According to the About Us page on The Post Millennial’s website, the University of Waterloo graduate used to be a “researcher on The Oxford English Dictionary.” The dictionary’s publisher, Oxford University Press, said in an email that it has “no record” of Dzsurdzsa working for the company, but that he appears to have worked on an unaffiliated research project examining the text.
But that short biography leaves out a few steps. Before Dzsurdzsa was hired at the Post Millennial, he also worked for websites that promoted racism and peddled pro-Kremlin content.
While he was a creative director and correspondent at Free Bird Media, the blog promoted Richard Spencer, who has been identified by the Southern Poverty Law Center in the U.S. as a “professional racist” and white supremacist.
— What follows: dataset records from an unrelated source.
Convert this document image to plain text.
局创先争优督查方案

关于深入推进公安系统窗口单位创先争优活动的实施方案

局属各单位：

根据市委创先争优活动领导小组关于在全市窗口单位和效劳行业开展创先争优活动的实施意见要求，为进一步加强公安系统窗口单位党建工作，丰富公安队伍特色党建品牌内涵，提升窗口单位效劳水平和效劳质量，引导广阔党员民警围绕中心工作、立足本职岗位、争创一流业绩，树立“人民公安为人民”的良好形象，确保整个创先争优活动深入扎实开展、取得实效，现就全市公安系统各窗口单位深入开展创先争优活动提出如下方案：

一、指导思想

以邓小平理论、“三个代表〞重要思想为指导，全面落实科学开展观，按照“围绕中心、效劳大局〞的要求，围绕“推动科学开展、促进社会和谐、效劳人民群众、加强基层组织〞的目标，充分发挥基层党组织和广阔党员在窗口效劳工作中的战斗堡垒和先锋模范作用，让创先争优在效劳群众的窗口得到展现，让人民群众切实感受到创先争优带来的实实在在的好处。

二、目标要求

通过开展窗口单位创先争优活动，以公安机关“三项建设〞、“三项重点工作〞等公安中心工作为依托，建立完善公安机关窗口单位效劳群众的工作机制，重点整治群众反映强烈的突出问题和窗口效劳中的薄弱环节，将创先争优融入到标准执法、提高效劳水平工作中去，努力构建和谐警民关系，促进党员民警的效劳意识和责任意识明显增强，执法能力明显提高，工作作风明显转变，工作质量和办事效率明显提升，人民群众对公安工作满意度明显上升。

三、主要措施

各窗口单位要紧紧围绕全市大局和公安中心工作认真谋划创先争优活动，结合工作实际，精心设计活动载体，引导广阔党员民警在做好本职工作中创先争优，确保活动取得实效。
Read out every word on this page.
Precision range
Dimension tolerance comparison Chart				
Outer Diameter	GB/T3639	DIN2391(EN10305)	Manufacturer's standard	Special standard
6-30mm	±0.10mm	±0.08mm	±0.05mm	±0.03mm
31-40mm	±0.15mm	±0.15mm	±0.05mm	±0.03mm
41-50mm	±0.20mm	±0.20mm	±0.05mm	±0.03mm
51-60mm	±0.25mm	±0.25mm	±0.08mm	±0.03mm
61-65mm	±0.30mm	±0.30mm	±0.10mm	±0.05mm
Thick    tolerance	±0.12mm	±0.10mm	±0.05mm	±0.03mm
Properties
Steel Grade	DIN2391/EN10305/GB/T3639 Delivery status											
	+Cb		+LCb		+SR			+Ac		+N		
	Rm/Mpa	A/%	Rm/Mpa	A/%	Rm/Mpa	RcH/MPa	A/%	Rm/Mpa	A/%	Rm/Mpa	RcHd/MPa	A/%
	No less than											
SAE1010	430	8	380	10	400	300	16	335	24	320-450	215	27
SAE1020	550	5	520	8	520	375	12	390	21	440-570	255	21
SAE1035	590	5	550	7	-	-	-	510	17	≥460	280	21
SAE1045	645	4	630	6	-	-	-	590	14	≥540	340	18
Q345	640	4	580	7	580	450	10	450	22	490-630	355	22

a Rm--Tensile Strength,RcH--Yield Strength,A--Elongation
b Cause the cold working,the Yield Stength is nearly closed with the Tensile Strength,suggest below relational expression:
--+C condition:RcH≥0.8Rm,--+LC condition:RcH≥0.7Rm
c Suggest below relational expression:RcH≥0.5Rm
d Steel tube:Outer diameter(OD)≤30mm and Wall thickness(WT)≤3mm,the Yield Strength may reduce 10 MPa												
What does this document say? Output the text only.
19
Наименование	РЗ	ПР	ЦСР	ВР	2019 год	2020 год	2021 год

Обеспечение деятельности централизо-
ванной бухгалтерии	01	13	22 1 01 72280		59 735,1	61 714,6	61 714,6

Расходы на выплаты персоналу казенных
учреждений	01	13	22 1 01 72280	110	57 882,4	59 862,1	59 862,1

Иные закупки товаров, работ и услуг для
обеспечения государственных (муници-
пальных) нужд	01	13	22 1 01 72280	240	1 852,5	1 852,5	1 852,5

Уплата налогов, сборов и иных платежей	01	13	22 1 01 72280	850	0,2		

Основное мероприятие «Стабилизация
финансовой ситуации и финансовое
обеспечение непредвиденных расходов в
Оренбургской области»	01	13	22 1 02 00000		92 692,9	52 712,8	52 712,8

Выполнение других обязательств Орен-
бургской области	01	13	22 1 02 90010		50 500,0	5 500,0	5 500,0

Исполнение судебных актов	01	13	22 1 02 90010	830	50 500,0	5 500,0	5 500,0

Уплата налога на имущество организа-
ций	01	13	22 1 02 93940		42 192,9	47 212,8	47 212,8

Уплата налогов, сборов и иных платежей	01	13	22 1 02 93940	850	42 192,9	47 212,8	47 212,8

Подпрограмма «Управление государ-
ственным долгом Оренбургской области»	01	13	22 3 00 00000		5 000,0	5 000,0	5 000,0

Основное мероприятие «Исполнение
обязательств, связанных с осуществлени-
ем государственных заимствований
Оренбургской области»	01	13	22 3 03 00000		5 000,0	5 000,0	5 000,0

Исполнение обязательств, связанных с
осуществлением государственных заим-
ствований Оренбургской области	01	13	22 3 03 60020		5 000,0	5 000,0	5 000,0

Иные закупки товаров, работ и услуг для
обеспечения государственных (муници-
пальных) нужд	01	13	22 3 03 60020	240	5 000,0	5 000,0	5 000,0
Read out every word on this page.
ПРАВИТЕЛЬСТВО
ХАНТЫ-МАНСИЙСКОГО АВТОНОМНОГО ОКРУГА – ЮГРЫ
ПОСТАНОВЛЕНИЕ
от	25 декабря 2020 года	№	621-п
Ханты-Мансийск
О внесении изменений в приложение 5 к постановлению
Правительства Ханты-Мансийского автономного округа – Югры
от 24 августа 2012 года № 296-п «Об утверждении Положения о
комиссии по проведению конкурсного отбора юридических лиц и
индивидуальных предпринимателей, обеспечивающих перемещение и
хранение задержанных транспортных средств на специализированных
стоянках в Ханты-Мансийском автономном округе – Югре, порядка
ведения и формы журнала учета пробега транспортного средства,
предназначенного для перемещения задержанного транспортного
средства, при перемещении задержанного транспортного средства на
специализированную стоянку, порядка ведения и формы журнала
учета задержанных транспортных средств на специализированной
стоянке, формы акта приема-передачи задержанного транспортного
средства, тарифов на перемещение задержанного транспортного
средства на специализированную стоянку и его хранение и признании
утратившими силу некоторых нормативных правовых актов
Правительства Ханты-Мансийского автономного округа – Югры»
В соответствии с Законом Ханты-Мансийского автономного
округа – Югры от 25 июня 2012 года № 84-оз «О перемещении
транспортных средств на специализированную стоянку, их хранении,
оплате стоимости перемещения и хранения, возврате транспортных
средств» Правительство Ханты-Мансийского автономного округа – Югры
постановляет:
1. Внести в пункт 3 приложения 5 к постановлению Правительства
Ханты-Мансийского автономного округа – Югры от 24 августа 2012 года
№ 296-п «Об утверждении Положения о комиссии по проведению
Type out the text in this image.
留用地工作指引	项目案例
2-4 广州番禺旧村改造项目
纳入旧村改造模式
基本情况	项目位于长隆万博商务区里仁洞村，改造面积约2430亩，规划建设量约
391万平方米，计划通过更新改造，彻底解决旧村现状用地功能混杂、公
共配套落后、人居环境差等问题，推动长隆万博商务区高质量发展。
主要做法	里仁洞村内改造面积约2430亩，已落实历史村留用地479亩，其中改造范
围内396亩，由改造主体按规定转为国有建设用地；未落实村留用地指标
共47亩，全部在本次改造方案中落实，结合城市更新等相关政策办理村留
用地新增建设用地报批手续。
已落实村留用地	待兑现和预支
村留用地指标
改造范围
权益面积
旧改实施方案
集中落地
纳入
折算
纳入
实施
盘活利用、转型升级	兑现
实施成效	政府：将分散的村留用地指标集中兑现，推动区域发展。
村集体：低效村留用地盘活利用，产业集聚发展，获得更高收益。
It did the same for Faith Goldy, who praised white nationalists at the deadly Charlottesville neo-Nazi protest, said a neo-Nazi slogan on a podcast for the neo-Nazi site the Daily Stormer and added that she “doesn’t see that as controversial,” advocated to “return” Canada to a population that is “96 per cent Euro Canadian” and said she wants “launch the next Crusade” to “reclaim Bethlehem.” (Neo-Nazi ideology is driven by a hatred of Jewish people, along with other minority groups and the LGBTQ community, says the Southern Poverty Law Center.)
Free Bird Media also gave a friendly platform to Kevin J. Johnston, who has advocated for physical violence against Muslims and lost a major defamation case for online hate speech directed at a Mississauga restaurateur. The judge in that case said Johnston’s words were a “loathsome example of hate speech at its worst.”
And for Russia Insider, a pro-Kremlin site that BBC and Newsweek have called “propaganda” — “Russia’s Arctic Military Drills Are Truly Massive,” reads one 2015 headline from the site — Dzsurdzsa once advocated for Canada to drop trade sanctions against Russia.
This editor used to work for a site that promoted racists and a Russian propaganda site. Now he works for The Post Millennial, a rising star in Canada’s conservative media scene.